TownePlace Suites also recently entered a partnership with The Container Store to feature the company’s “elfa”—or tailor-made, customizable—closets. The partnership garnered TownePlace Suites a Gold Adrian Award for “PR Campaign: Partnership with a Major Brand.” Nalewanski said 100 TownePlace Suites properties will have elfa closets by the end of this year.
“We’ve incorporated extensive consumer research with next-gen customers to see where they go, what they use in the room, what they don’t use in the room and we’ve enhanced what really counts to them,” said Nalewanski, who added that next-gen business travelers are “upbeat realists” who want to “make the best” out of their trips for work.
“The entire industry is locked on the future purchase potential of this segment, of these next-generation travelers,” Nalewanski added. “An amazing opportunity lies ahead for all of us.”

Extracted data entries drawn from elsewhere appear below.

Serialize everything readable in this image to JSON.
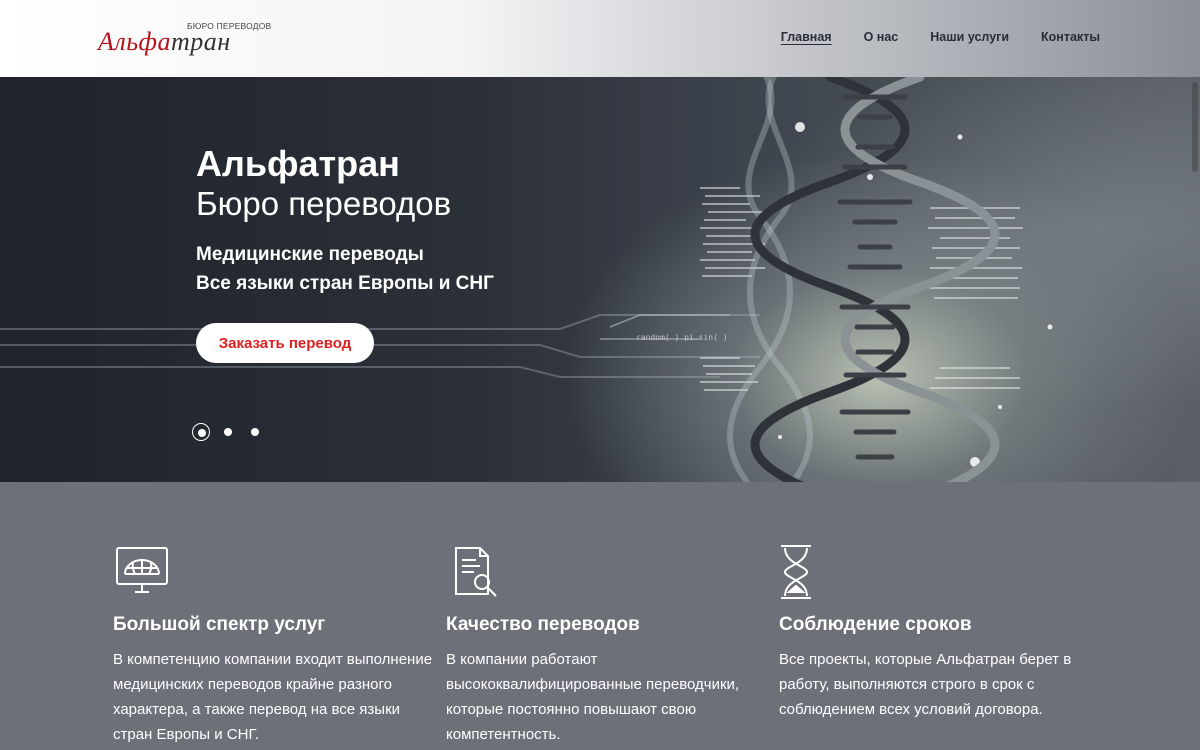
{
  "header": {
    "logo": {
      "subtitle": "БЮРО ПЕРЕВОДОВ",
      "name_red": "Альфа",
      "name_dark": "тран"
    },
    "nav": [
      {
        "label": "Главная",
        "active": true
      },
      {
        "label": "О нас",
        "active": false
      },
      {
        "label": "Наши услуги",
        "active": false
      },
      {
        "label": "Контакты",
        "active": false
      }
    ]
  },
  "hero": {
    "title": "Альфатран",
    "subtitle": "Бюро переводов",
    "line1": "Медицинские переводы",
    "line2": "Все языки стран Европы и СНГ",
    "cta_label": "Заказать перевод",
    "decor_text": "random( ) pi.sin( )",
    "slider_dots": 3,
    "active_slide": 1
  },
  "features": [
    {
      "icon": "monitor-globe-icon",
      "title": "Большой спектр услуг",
      "text": "В компетенцию компании входит выполнение медицинских переводов крайне разного характера, а также перевод на все языки стран Европы и СНГ."
    },
    {
      "icon": "document-magnifier-icon",
      "title": "Качество переводов",
      "text": "В компании работают высококвалифицированные переводчики, которые постоянно повышают свою компетентность."
    },
    {
      "icon": "hourglass-icon",
      "title": "Соблюдение сроков",
      "text": "Все проекты, которые Альфатран берет в работу, выполняются строго в срок с соблюдением всех условий договора."
    }
  ],
  "colors": {
    "brand_red": "#b4131b",
    "cta_text": "#e02020",
    "features_bg": "#6d7079",
    "hero_dark": "#1f232b"
  }
}
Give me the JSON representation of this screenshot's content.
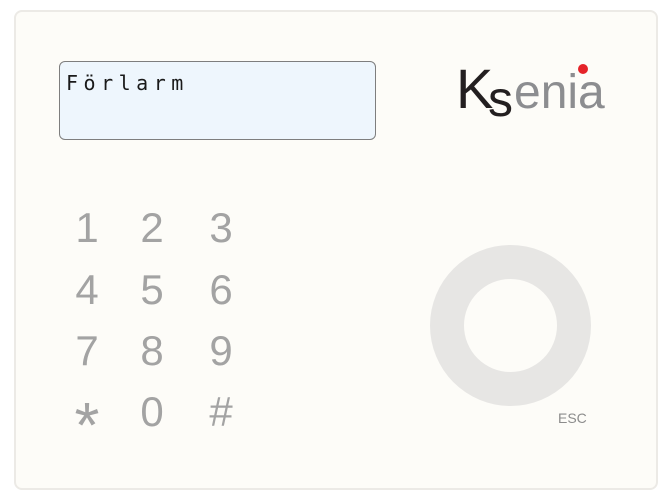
{
  "display": {
    "text": "Förlarm"
  },
  "logo": {
    "brand_k": "K",
    "brand_s": "s",
    "brand_rest": "enia",
    "dark_color": "#231f20",
    "grey_color": "#8c8d90",
    "dot_color": "#e52329"
  },
  "keypad": {
    "keys": [
      "1",
      "2",
      "3",
      "4",
      "5",
      "6",
      "7",
      "8",
      "9",
      "*",
      "0",
      "#"
    ]
  },
  "esc": {
    "label": "ESC"
  },
  "colors": {
    "panel_bg": "#fdfcf8",
    "display_bg": "#eef6fd",
    "key_color": "#a3a3a3",
    "ring_color": "#e7e6e4"
  }
}
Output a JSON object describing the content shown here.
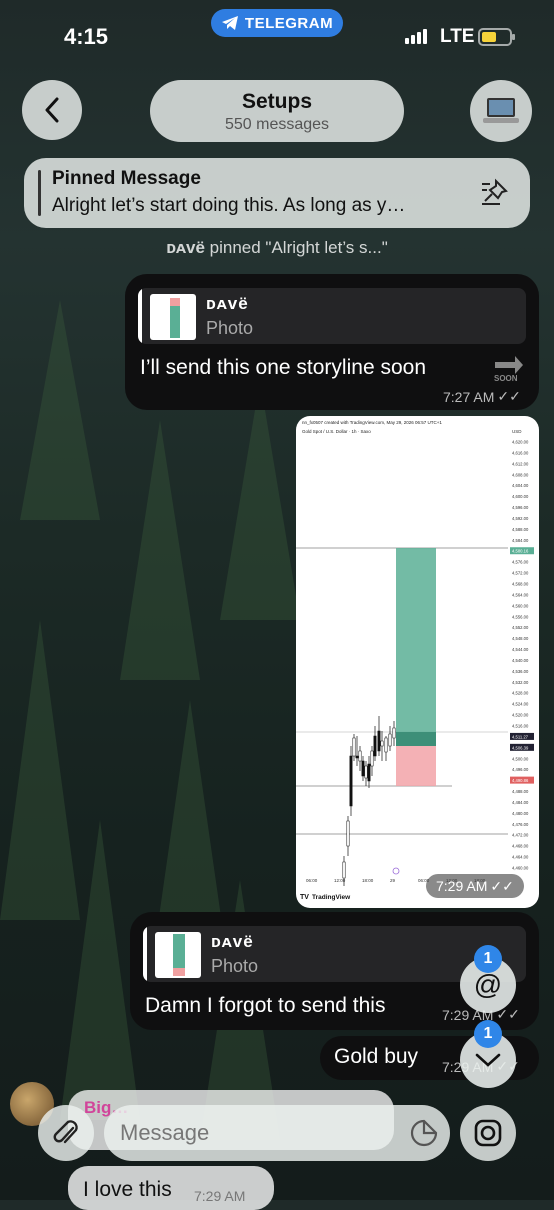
{
  "status_bar": {
    "time": "4:15",
    "app_pill": "TELEGRAM",
    "network": "LTE"
  },
  "header": {
    "title": "Setups",
    "subtitle": "550 messages",
    "avatar_icon": "laptop-icon"
  },
  "pinned": {
    "label": "Pinned Message",
    "text": "Alright let’s start doing this. As long as y…"
  },
  "service_message": {
    "sender": "ᴅᴀᴠë",
    "text": " pinned \"Alright let’s s...\""
  },
  "messages": [
    {
      "reply_name": "ᴅᴀᴠë",
      "reply_label": "Photo",
      "text": "I’ll send this one storyline soon",
      "time": "7:27 AM"
    },
    {
      "type": "photo",
      "time": "7:29 AM",
      "caption": "Gold Spot / U.S. Dollar · 1h · Saxo",
      "watermark": "TradingView",
      "header": "nn_fx0507 created with TradingView.com, May 29, 2026 06:57 UTC+1"
    },
    {
      "reply_name": "ᴅᴀᴠë",
      "reply_label": "Photo",
      "text": "Damn I forgot to send this",
      "time": "7:29 AM"
    },
    {
      "text": "Gold buy",
      "time": "7:29 AM"
    }
  ],
  "incoming": {
    "sender": "Big…",
    "text": "I love this",
    "time": "7:29 AM"
  },
  "fabs": {
    "mentions_badge": "1",
    "down_badge": "1"
  },
  "input": {
    "placeholder": "Message"
  },
  "chart_axis": {
    "price_ticks": [
      "4,620.00",
      "4,616.00",
      "4,612.00",
      "4,608.00",
      "4,604.00",
      "4,600.00",
      "4,596.00",
      "4,592.00",
      "4,588.00",
      "4,584.00",
      "4,580.16",
      "4,576.00",
      "4,572.00",
      "4,568.00",
      "4,564.00",
      "4,560.00",
      "4,556.00",
      "4,552.00",
      "4,548.00",
      "4,544.00",
      "4,540.00",
      "4,536.00",
      "4,532.00",
      "4,528.00",
      "4,524.00",
      "4,520.00",
      "4,516.00",
      "4,511.27",
      "4,506.39",
      "4,500.00",
      "4,496.00",
      "4,490.86",
      "4,488.00",
      "4,484.00",
      "4,480.00",
      "4,476.00",
      "4,472.00",
      "4,468.00",
      "4,464.00",
      "4,460.00"
    ],
    "time_ticks": [
      "06:00",
      "12:00",
      "18:00",
      "29",
      "06:00",
      "12:00",
      "18:00"
    ],
    "currency": "USD"
  }
}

At the same time, TownePlace Suites is making sure to include Baby Boomers and continue to be family-friendly and pet-friendly to accommodate a range of travelers.
“It’s important not to forget the guests that are already in the building while we attract the new,” Nalewanski said.
TownePlace Suites’ design has changed dramatically since the brand’s inception. Gen 1.0 was located in industrial parks and corporate facilities and was “laid out more like a self-service apartment community,” Nalewanski said. The main building said “Office” instead of “Lobby,” similar to the typical leasing office.
But in the last 30 months, 85 percent of Gen 1.0 buildings have been completely renovated with new décor.
TownePlace Suites has also taken on a new direction, both literally and metaphorically.
“We really treated (Gen 1.0) hotels as if someone had just rented an apartment,” Nalewanski said. “As the brand has matured, there’s more opportunity for us to be in more suburban locations, in addition to urban locations.”
Recent openings in Denver, San Antonio and Boston, expansion in Canada and plans for hotels in Manhattan, San Diego and Dallas are examples of the direction TownePlace Suites is going. Nalewanski said the fact that TownePlace Suites has a smaller suite and smaller footprint than sister brand Residence Inn has helped it integrate into urban environments.
“We’ve been very, very successful in these urban markets that we’ve entered into,” he said.
So, a lot has changed and continues to change for TownePlace Suites. But one thing that won’t change is TownePlace Suites’ level of customer service, Nalewanski said. The brand was ranked the No. 1 extended-stay brand in the 2013 J.D. Power North America Hotel Guest Satisfaction Index Study. It was also ranked No. 1 for mid-price extended stays in Business Travel News' Hotel Chain Survey for three straight years (2011, 2012, 2013).